6. Full-Duplex: The Hardest Problem in Voice Agents
Full-duplex means:
- The agent can listen while speaking.
- The user can interrupt at any time.
This introduces:
- Acoustic echo cancellation (AEC)
- Self-interference (agent hears itself)
- Turn-taking complexity (agent must decide when to yield)
S2S models can also become unstable if they receive their own audio as input.
For robust full-duplex:
- AEC is non-negotiable.
- VAD must be calibrated to ignore playback audio.
- The system must tightly coordinate playback stop/start with inference.
7. Latency Budgeting: Where the Milliseconds Go
For an interactive agent, aim to optimize:
- Input buffering (how much audio you wait to process)
- Model compute (unit LM + vocoder)
- Output buffering (how much audio you generate before playing)
A common mistake:
- Optimizing the LM while the vocoder dominates total delay.
Researchers should profile end-to-end latency in realistic pipelines.
8. Evaluation: Beyond MOS
Mean Opinion Score (MOS) is useful but insufficient.

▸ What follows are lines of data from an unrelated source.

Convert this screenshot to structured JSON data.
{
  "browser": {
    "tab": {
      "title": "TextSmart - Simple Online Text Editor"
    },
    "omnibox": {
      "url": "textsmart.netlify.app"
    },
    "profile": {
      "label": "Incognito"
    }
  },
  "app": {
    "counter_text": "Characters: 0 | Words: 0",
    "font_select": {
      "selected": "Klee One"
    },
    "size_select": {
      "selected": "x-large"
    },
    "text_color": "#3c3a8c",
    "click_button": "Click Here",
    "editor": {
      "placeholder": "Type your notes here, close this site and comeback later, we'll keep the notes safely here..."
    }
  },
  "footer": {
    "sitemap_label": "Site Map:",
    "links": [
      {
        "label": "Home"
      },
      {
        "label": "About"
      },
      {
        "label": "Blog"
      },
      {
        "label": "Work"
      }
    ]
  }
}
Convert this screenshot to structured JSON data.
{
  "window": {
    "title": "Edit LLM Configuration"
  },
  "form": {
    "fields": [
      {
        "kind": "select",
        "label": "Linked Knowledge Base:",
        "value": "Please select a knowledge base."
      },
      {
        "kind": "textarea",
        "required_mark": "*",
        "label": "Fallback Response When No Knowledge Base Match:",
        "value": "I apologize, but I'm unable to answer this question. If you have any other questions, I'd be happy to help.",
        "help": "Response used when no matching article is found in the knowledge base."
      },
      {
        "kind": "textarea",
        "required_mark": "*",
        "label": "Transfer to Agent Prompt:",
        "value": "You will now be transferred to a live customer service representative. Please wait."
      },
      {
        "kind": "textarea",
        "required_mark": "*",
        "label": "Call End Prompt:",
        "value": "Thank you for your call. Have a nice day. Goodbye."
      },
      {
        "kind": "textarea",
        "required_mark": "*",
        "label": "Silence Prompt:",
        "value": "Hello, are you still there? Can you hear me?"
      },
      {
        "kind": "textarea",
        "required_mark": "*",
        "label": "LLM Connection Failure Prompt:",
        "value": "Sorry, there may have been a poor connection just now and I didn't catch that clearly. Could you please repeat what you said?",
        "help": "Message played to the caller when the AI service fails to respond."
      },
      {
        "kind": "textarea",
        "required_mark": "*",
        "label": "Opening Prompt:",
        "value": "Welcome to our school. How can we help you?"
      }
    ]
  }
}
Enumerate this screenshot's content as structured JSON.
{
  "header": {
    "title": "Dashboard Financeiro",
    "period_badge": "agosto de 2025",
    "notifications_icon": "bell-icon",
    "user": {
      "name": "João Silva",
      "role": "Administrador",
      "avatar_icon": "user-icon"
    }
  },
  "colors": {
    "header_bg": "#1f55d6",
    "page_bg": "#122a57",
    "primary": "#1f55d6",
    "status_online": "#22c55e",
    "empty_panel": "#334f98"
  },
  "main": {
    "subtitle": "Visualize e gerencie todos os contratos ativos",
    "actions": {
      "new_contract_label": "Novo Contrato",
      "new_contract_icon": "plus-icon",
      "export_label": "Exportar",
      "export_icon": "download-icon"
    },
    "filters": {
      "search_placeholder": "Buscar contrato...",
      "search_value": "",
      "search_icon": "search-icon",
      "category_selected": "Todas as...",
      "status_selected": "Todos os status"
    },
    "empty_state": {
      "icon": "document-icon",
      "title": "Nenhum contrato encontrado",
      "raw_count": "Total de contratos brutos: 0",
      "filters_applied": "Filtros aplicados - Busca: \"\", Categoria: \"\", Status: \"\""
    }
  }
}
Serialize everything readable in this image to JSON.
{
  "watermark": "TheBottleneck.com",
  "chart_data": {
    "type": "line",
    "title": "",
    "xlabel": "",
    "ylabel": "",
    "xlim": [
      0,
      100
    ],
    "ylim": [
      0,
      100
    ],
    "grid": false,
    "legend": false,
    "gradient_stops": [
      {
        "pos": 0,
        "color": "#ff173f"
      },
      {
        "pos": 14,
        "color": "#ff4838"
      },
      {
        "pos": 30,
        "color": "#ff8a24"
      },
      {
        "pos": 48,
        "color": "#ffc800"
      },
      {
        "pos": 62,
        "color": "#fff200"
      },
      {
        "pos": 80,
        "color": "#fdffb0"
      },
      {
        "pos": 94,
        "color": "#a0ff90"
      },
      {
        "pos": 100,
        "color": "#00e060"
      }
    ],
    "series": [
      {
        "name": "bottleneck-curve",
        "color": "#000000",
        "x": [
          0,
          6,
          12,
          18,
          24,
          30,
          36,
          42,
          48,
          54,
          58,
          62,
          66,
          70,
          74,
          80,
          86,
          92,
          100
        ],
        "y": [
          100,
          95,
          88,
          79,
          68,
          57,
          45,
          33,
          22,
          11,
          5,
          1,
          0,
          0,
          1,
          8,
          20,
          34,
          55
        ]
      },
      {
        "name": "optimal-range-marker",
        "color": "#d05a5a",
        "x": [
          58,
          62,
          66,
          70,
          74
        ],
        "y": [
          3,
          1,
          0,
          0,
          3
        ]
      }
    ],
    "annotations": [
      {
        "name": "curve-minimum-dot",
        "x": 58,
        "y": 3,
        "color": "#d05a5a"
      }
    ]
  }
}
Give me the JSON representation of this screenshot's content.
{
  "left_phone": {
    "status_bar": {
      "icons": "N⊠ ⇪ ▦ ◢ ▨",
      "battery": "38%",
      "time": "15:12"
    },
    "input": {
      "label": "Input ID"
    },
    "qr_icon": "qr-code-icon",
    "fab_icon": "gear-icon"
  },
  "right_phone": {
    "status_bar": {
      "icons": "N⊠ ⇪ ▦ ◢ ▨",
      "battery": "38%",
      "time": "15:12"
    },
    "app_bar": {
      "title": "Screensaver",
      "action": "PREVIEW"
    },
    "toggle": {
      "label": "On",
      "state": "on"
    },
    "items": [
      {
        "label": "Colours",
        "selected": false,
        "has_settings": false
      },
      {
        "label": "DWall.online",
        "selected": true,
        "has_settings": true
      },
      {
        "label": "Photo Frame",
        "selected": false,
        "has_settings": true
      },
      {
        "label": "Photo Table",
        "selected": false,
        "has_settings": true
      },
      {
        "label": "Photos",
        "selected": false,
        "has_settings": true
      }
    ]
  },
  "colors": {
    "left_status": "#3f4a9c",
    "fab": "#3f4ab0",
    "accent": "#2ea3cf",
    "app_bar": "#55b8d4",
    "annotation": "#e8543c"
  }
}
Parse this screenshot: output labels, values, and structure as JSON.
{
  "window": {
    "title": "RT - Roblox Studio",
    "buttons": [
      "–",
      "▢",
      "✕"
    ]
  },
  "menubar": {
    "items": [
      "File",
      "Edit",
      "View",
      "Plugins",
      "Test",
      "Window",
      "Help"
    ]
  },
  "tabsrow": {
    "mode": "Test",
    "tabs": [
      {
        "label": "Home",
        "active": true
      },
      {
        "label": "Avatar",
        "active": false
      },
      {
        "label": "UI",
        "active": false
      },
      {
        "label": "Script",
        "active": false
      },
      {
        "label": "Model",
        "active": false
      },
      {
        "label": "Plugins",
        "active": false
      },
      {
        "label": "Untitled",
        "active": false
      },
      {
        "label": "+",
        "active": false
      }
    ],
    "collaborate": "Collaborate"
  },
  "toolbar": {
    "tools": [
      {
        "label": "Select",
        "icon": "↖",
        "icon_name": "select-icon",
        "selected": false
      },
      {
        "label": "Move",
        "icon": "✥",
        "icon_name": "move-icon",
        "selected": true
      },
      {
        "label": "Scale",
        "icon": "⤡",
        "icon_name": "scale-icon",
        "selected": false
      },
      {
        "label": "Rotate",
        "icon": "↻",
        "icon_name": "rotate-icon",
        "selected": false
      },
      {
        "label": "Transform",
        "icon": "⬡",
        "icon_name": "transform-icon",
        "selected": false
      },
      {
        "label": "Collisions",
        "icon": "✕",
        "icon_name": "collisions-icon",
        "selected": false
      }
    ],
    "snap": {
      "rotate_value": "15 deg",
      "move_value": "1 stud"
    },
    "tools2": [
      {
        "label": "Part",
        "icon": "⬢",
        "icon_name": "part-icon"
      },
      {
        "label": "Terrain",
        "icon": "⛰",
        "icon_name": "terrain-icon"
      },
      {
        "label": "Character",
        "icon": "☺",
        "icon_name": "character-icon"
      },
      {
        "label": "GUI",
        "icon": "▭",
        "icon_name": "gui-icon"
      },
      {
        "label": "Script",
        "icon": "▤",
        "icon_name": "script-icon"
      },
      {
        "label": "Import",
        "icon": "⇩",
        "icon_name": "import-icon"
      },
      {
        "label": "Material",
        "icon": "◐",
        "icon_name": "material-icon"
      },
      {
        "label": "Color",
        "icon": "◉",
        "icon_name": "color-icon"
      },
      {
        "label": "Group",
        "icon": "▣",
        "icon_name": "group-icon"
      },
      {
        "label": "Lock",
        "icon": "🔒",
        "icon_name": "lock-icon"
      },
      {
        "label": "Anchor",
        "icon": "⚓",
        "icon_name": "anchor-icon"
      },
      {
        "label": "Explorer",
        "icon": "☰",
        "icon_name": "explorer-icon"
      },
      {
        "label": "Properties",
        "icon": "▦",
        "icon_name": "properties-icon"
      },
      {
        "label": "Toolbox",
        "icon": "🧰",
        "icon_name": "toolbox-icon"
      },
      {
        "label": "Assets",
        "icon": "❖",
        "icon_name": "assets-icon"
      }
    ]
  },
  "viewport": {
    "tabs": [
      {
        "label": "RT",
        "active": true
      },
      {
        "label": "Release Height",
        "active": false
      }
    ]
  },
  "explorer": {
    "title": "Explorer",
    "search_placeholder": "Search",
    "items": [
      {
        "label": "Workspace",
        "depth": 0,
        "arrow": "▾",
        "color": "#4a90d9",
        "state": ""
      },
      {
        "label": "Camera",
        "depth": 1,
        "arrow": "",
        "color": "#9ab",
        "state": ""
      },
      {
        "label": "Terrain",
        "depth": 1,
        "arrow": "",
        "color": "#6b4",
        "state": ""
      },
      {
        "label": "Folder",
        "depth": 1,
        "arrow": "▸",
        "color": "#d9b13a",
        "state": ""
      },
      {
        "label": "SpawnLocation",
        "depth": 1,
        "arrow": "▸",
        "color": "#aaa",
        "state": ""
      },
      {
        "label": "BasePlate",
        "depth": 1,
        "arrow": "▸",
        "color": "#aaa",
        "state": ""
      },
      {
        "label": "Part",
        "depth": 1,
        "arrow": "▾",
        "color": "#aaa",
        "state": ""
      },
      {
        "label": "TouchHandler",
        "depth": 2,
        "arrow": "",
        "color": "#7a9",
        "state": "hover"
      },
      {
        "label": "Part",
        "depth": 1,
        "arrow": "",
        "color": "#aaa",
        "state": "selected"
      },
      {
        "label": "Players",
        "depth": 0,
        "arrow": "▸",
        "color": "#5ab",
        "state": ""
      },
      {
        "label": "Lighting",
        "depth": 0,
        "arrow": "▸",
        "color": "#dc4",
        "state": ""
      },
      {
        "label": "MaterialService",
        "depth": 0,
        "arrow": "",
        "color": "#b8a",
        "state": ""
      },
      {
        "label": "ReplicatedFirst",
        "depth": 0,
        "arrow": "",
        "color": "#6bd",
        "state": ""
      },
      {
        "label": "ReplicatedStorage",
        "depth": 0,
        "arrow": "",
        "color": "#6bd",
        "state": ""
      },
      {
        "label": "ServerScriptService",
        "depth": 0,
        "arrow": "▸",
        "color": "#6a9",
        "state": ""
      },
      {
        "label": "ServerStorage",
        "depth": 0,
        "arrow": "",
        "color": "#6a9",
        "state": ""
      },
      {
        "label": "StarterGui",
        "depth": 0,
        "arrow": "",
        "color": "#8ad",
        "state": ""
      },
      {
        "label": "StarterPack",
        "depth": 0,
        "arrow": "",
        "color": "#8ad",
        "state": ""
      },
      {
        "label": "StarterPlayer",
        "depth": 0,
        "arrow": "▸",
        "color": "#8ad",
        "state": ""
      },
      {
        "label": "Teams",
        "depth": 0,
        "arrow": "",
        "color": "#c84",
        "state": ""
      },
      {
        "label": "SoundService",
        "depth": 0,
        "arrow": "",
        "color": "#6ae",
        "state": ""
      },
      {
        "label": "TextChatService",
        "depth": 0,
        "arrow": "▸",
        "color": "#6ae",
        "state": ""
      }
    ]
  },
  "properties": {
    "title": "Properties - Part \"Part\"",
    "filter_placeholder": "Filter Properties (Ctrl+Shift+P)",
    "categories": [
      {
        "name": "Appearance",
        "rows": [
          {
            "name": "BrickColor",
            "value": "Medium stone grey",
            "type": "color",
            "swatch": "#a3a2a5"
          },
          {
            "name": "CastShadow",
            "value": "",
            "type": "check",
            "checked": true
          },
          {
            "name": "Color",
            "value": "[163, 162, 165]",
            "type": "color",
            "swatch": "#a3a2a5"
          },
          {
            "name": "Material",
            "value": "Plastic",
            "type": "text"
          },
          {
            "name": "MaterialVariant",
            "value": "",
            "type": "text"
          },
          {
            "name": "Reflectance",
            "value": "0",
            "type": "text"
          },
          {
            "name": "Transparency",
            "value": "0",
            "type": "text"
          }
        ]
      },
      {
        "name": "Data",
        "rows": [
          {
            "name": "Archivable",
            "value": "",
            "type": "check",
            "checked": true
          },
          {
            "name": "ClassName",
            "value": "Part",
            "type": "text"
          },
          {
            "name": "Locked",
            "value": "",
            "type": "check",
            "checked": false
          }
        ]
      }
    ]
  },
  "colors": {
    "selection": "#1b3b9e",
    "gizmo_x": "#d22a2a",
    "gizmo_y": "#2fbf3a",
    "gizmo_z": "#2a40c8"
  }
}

For S2S agents, also measure:
- Conversational latency: time-to-first-audio-response
- Interruption success: barge-in latency and false barge-in rate
- Content fidelity: does the response preserve intended semantics?
- Speaker consistency: identity drift across long interactions
- Prosody controllability: can you reliably produce emphasis and timing?
Also consider safety:
- Speech generation can produce convincing but incorrect outputs.
9. A Research Baseline Stack
A defensible baseline for S2S research:
- Codec model for tokenization.
- Unit LM conditioned on text semantics (or discrete semantic tokens).
- Fast vocoder (optimized for streaming).
- AEC + barge-in aware VAD for duplex interaction.
- Evaluation suite with latency + interruption + fidelity metrics.
Conclusion
S2S is the frontier because it combines speech compression, token modeling, and real-time interactive systems engineering. Researchers who treat duplex interaction, prosody control, and end-to-end latency as first-class evaluation targets will build systems that feel dramatically more human.